Our destination was the stop before the end of the line near the Myanmar border with Thailand; a little town previously called Soppong, and now called Pang Mapha. Our van driver stopped briefly here in Pang Mapha (PMP) for some reason. We had been seeing signs for our lodge and for the town, so we disembarked too. As we were looking around to get our bearings and deciding our plans for our return bus trip on Saturday, it became clear that our driver was trying to call us back to the van. I had not yet learned that Soppong and PMP were in fact the same place, and I thought maybe he knew something we didn't, about obtaining transport to our lodge, or getting return tickets or something. But the proximity of the road to our lodge seemed closer at this current stop, so we insisted that he leave us behind. I found out later that had we gotten back on the van, we would have been taken all the way to Mae Hong San, the end of the line, over an hour away.
It didn't seem like we had a lot of options at our current location, for information or for transport to our lodging, which was still 9 km up a side road. Didn't see any pickups for hire, let alone taxis or tuk-tuks. Would we have to hitch a ride? Pay some random local person to take us? Walk the rest of the way? We have no phones, remember. We have decided to leave PMP on Saturday for a day back in Pai, halfway between here and Chiang Mai, so as to be a little closer to Chiang Mai to catch our 5:00 Sunday train back to Bangkok. The place our van driver stopped seemed like the first place to go to try to book the return trip, but the woman at the desk had left a note saying she had stepped out to eat. (By the way, it was written in Thai, and I actually understood it. A happy moment!) So we go about the business of securing our more immediate transport needs, to the lodge.
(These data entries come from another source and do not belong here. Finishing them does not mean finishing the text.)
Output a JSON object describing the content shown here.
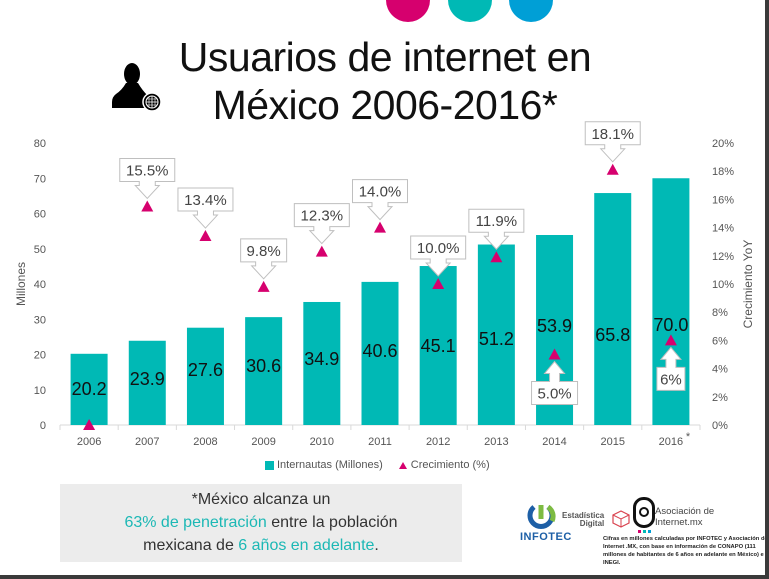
{
  "header": {
    "title_line1": "Usuarios de internet en",
    "title_line2": "México 2006-2016*",
    "decor_colors": [
      "#d6006e",
      "#00b9b5",
      "#009fd6"
    ]
  },
  "chart_data": {
    "type": "bar",
    "title": "Usuarios de internet en México 2006-2016*",
    "categories": [
      "2006",
      "2007",
      "2008",
      "2009",
      "2010",
      "2011",
      "2012",
      "2013",
      "2014",
      "2015",
      "2016"
    ],
    "category_suffix_last": "*",
    "series": [
      {
        "name": "Internautas (Millones)",
        "kind": "bar",
        "axis": "left",
        "color": "#00b9b5",
        "values": [
          20.2,
          23.9,
          27.6,
          30.6,
          34.9,
          40.6,
          45.1,
          51.2,
          53.9,
          65.8,
          70.0
        ],
        "labels": [
          "20.2",
          "23.9",
          "27.6",
          "30.6",
          "34.9",
          "40.6",
          "45.1",
          "51.2",
          "53.9",
          "65.8",
          "70.0"
        ]
      },
      {
        "name": "Crecimiento (%)",
        "kind": "scatter-triangle",
        "axis": "right",
        "color": "#d6006e",
        "values": [
          0,
          15.5,
          13.4,
          9.8,
          12.3,
          14.0,
          10.0,
          11.9,
          5.0,
          18.1,
          6
        ],
        "labels": [
          null,
          "15.5%",
          "13.4%",
          "9.8%",
          "12.3%",
          "14.0%",
          "10.0%",
          "11.9%",
          "5.0%",
          "18.1%",
          "6%"
        ]
      }
    ],
    "ylabel": "Millones",
    "ylim": [
      0,
      80
    ],
    "yticks": [
      "0",
      "10",
      "20",
      "30",
      "40",
      "50",
      "60",
      "70",
      "80"
    ],
    "y2label": "Crecimiento YoY",
    "y2lim": [
      0,
      20
    ],
    "y2ticks": [
      "0%",
      "2%",
      "4%",
      "6%",
      "8%",
      "10%",
      "12%",
      "14%",
      "16%",
      "18%",
      "20%"
    ],
    "grid": false,
    "legend": [
      "Internautas (Millones)",
      "Crecimiento (%)"
    ],
    "legend_position": "bottom"
  },
  "note": {
    "line1": "*México alcanza un",
    "highlight1": "63% de penetración",
    "line2_rest": " entre la población",
    "line3_start": "mexicana de ",
    "highlight2": "6 años en adelante",
    "line3_end": "."
  },
  "footer": {
    "logo_infotec": "INFOTEC",
    "logo_estadistica_line1": "Estadística",
    "logo_estadistica_line2": "Digital",
    "logo_asociacion_line1": "Asociación de",
    "logo_asociacion_line2": "Internet.mx",
    "source": "Cifras en millones calculadas por INFOTEC y Asociación de Internet .MX, con base en información de CONAPO (111 millones de habitantes de 6 años en adelante en México) e INEGI."
  }
}
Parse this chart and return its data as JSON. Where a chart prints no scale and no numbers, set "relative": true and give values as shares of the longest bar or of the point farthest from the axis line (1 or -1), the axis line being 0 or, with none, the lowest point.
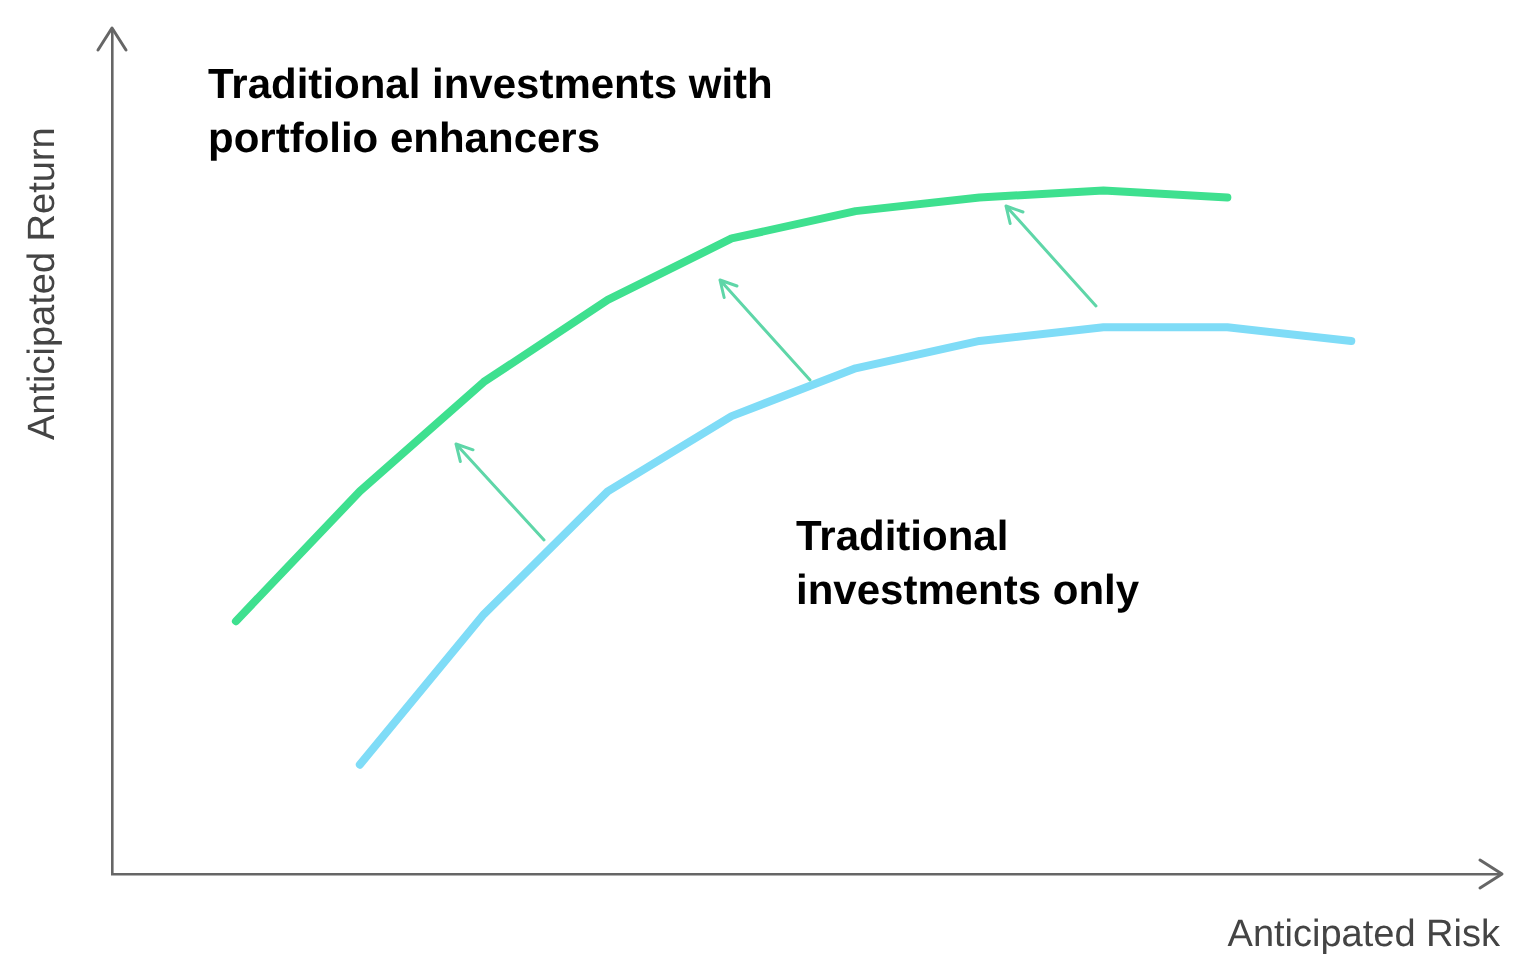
{
  "chart_data": {
    "type": "line",
    "relative": true,
    "xlabel": "Anticipated Risk",
    "ylabel": "Anticipated Return",
    "legend": false,
    "marker": "none",
    "line_style": "solid",
    "grid": false,
    "categories": [
      null,
      null,
      null,
      null,
      null,
      null,
      null,
      null,
      null,
      null
    ],
    "series": [
      {
        "name": "Traditional investments with portfolio enhancers",
        "color": "#3ee08f",
        "values": [
          0.37,
          0.56,
          0.72,
          0.84,
          0.93,
          0.97,
          0.99,
          1,
          0.99,
          null
        ]
      },
      {
        "name": "Traditional investments only",
        "color": "#7fdcf7",
        "values": [
          null,
          0.16,
          0.38,
          0.56,
          0.67,
          0.74,
          0.78,
          0.8,
          0.8,
          0.78
        ]
      }
    ]
  }
}
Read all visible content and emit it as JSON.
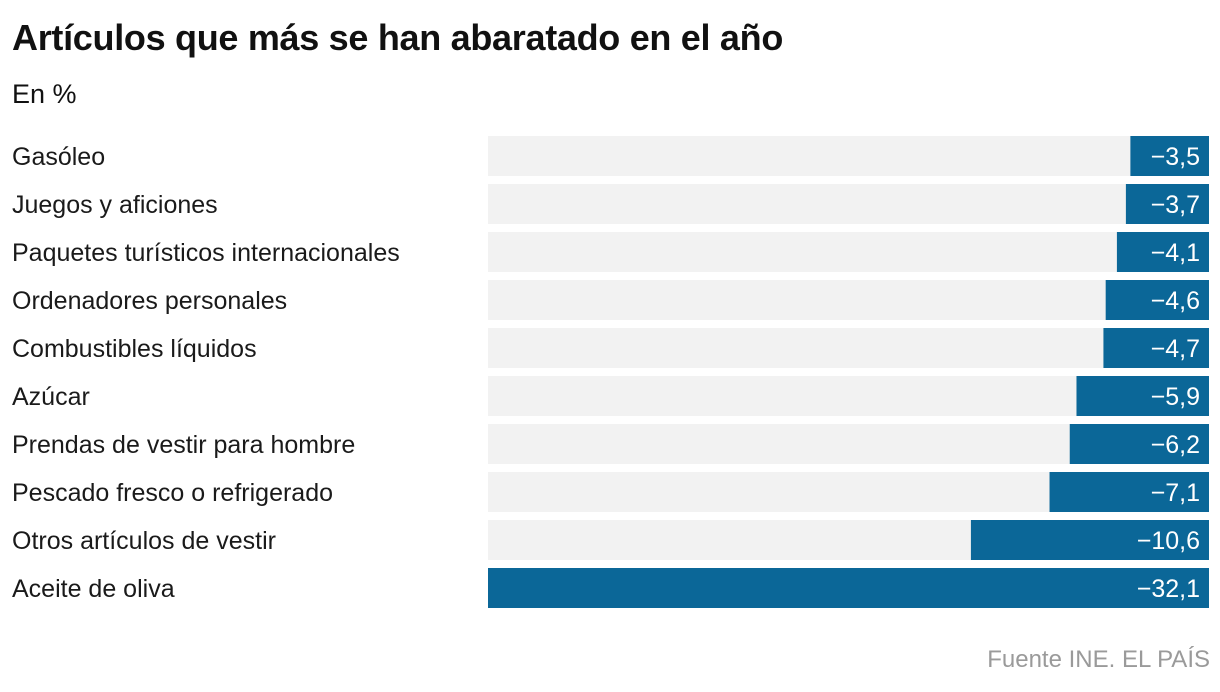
{
  "title": "Artículos que más se han abaratado en el año",
  "subtitle": "En %",
  "source": "Fuente INE. EL PAÍS",
  "colors": {
    "bar": "#0b6798",
    "track": "#f2f2f2"
  },
  "chart_data": {
    "type": "bar",
    "orientation": "horizontal",
    "title": "Artículos que más se han abaratado en el año",
    "subtitle": "En %",
    "categories": [
      "Gasóleo",
      "Juegos y aficiones",
      "Paquetes turísticos internacionales",
      "Ordenadores personales",
      "Combustibles líquidos",
      "Azúcar",
      "Prendas de vestir para hombre",
      "Pescado fresco o refrigerado",
      "Otros artículos de vestir",
      "Aceite de oliva"
    ],
    "values": [
      -3.5,
      -3.7,
      -4.1,
      -4.6,
      -4.7,
      -5.9,
      -6.2,
      -7.1,
      -10.6,
      -32.1
    ],
    "value_labels": [
      "−3,5",
      "−3,7",
      "−4,1",
      "−4,6",
      "−4,7",
      "−5,9",
      "−6,2",
      "−7,1",
      "−10,6",
      "−32,1"
    ],
    "xlim": [
      -32.1,
      0
    ],
    "grid": false,
    "legend": "none"
  }
}
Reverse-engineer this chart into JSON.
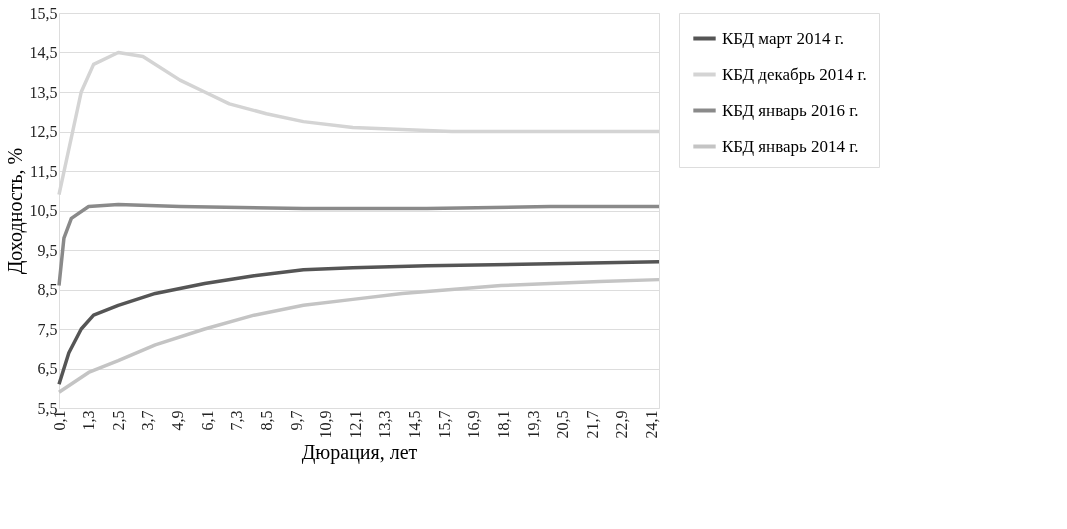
{
  "chart_data": {
    "type": "line",
    "xlabel": "Дюрация, лет",
    "ylabel": "Доходность, %",
    "xlim": [
      0.1,
      24.4
    ],
    "ylim": [
      5.5,
      15.5
    ],
    "xticks": [
      {
        "value": 0.1,
        "label": "0,1"
      },
      {
        "value": 1.3,
        "label": "1,3"
      },
      {
        "value": 2.5,
        "label": "2,5"
      },
      {
        "value": 3.7,
        "label": "3,7"
      },
      {
        "value": 4.9,
        "label": "4,9"
      },
      {
        "value": 6.1,
        "label": "6,1"
      },
      {
        "value": 7.3,
        "label": "7,3"
      },
      {
        "value": 8.5,
        "label": "8,5"
      },
      {
        "value": 9.7,
        "label": "9,7"
      },
      {
        "value": 10.9,
        "label": "10,9"
      },
      {
        "value": 12.1,
        "label": "12,1"
      },
      {
        "value": 13.3,
        "label": "13,3"
      },
      {
        "value": 14.5,
        "label": "14,5"
      },
      {
        "value": 15.7,
        "label": "15,7"
      },
      {
        "value": 16.9,
        "label": "16,9"
      },
      {
        "value": 18.1,
        "label": "18,1"
      },
      {
        "value": 19.3,
        "label": "19,3"
      },
      {
        "value": 20.5,
        "label": "20,5"
      },
      {
        "value": 21.7,
        "label": "21,7"
      },
      {
        "value": 22.9,
        "label": "22,9"
      },
      {
        "value": 24.1,
        "label": "24,1"
      }
    ],
    "yticks": [
      {
        "value": 5.5,
        "label": "5,5"
      },
      {
        "value": 6.5,
        "label": "6,5"
      },
      {
        "value": 7.5,
        "label": "7,5"
      },
      {
        "value": 8.5,
        "label": "8,5"
      },
      {
        "value": 9.5,
        "label": "9,5"
      },
      {
        "value": 10.5,
        "label": "10,5"
      },
      {
        "value": 11.5,
        "label": "11,5"
      },
      {
        "value": 12.5,
        "label": "12,5"
      },
      {
        "value": 13.5,
        "label": "13,5"
      },
      {
        "value": 14.5,
        "label": "14,5"
      },
      {
        "value": 15.5,
        "label": "15,5"
      }
    ],
    "grid": "y",
    "legend": "right",
    "marker": "none",
    "line_style": "solid",
    "series": [
      {
        "name": "КБД март 2014 г.",
        "color": "#555555",
        "x": [
          0.1,
          0.5,
          1,
          1.5,
          2.5,
          4,
          6,
          8,
          10,
          12,
          15,
          20,
          24.4
        ],
        "values": [
          6.1,
          6.9,
          7.5,
          7.85,
          8.1,
          8.4,
          8.65,
          8.85,
          9.0,
          9.05,
          9.1,
          9.15,
          9.2
        ]
      },
      {
        "name": "КБД декабрь 2014 г.",
        "color": "#d4d4d4",
        "x": [
          0.1,
          1,
          1.5,
          2.5,
          3.5,
          5,
          6,
          7,
          8.5,
          10,
          12,
          14,
          16,
          20,
          24.4
        ],
        "values": [
          10.9,
          13.5,
          14.2,
          14.5,
          14.4,
          13.8,
          13.5,
          13.2,
          12.95,
          12.75,
          12.6,
          12.55,
          12.5,
          12.5,
          12.5
        ]
      },
      {
        "name": "КБД январь 2016 г.",
        "color": "#8a8a8a",
        "x": [
          0.1,
          0.3,
          0.6,
          1.3,
          2.5,
          5,
          10,
          15,
          20,
          24.4
        ],
        "values": [
          8.6,
          9.8,
          10.3,
          10.6,
          10.65,
          10.6,
          10.55,
          10.55,
          10.6,
          10.6
        ]
      },
      {
        "name": "КБД январь 2014 г.",
        "color": "#c4c4c4",
        "x": [
          0.1,
          1.3,
          2.5,
          4,
          6,
          8,
          10,
          12,
          14,
          16,
          18,
          20,
          22,
          24.4
        ],
        "values": [
          5.9,
          6.4,
          6.7,
          7.1,
          7.5,
          7.85,
          8.1,
          8.25,
          8.4,
          8.5,
          8.6,
          8.65,
          8.7,
          8.75
        ]
      }
    ]
  }
}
We see a sign for "local guide, trek, and transport" and go to see if someone is there to help. And there sits Toy, a very friendly and helpful man who agrees to take us there, and even arrange to come pick us up on Saturday morning to catch our return bus! Mission accomplished. He said he'd give us a few minutes to go get our bus tickets straightened out and then meet us "under the big tree." Ummmm, which tree would that be exactly...??? My plan was just to go out and stand by the street looking conspicuous, but then he showed up at the ticket desk.
And the place we are staying for the next three nights: the Cave Lodge. Wow. This place is amazing!!! I wish we had more time here, but we are going to try to take advantage of the time we do have. There are little bungalow cabins and some backpacker-type dorm accommodations, and the whole thing overlooks the Lang River with a jungly backdrop. There are over 200 caves in this area, some of which have cave art, navigable rivers flowing through them, spectacular cave formations, prehistoric coffins(!!), and varying degrees of spelunking difficulty. Some have sections that involve crawling or water. Aaron and I signed up for an accessible-sounding guided trip in the morning where we will visit 3 caves. With my extra-light packing, I sure hope I brought the right clothes for this. Should be amazing! I'm so glad we decided to get out of the city. It's quite beautiful here. Apparently there are gibbons here, too. I'm hoping to see one!!